Als Partner des Organisationskomitees lieferte Bauerfeind Bandagen, Orthesen, Einlagen und Kompressionsstrümpfe nach Rio und war in der Poliklinik des Olympischen Dorfes vor Ort. Hier arbeiteten vom 18. Juli bis zum 21. August insgesamt acht Bauerfeind-Mitarbeiter aus Brasilien, Deutschland, Österreich und den Niederlanden im Schichtdienst. Vier Orthopädietechniker pro Tag sicherten die Präsenz von 7 bis 23 Uhr.
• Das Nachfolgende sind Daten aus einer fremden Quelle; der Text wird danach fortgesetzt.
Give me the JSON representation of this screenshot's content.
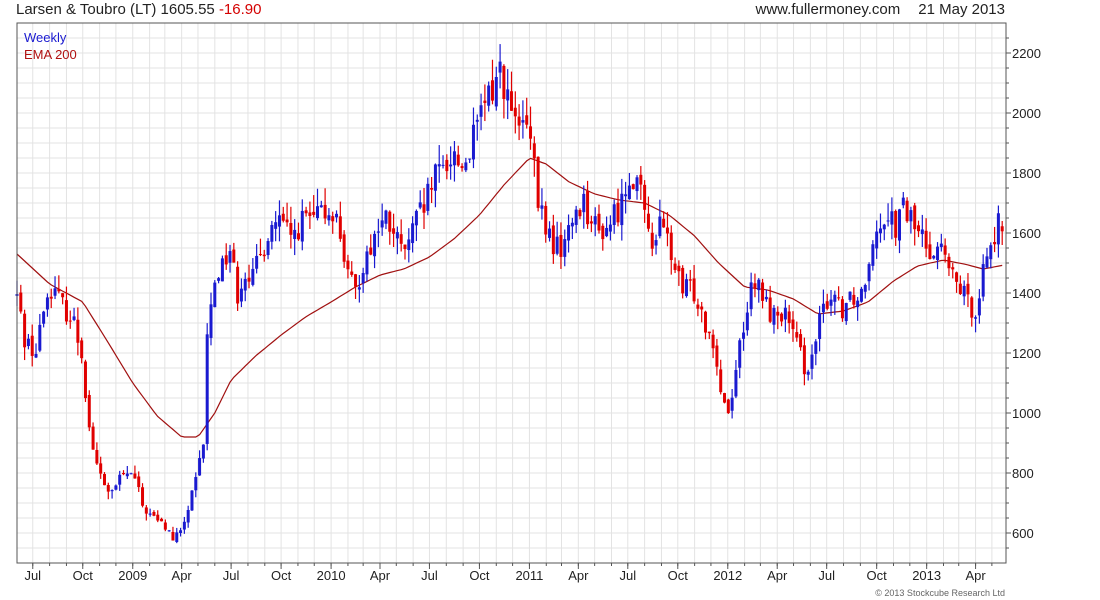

Täglich suchten Athleten aus unterschiedlichsten Ländern ärztlichen Rat. Die Bandbreite der Verletzungen umfasste eine Vielzahl von typischen Sportverletzungen: akute muskuläre Probleme, Zerrungen, Faserrisse, Schäden an der Lendenwirbelsäule, Patellaspitzensyndrome, Umknickverletzungen, Reizzustände der Achillessehne und Kreuzbandrisse.
Um den Athleten helfen zu können, arbeiteten die Bauerfeind-Mitarbeiter Hand in Hand mit den Kollegen aus den anderen Abteilungen der Poliklinik, zum Beispiel mit Orthopäden. Zum Service gehörte auch das individuelle Anpassen von orthopädischen Hilfsmitteln, beispielsweise, wenn der Athlet eine Knieorthese benötigte, die auf seine benötigten Bewegungsumfänge eingestellt werden musste.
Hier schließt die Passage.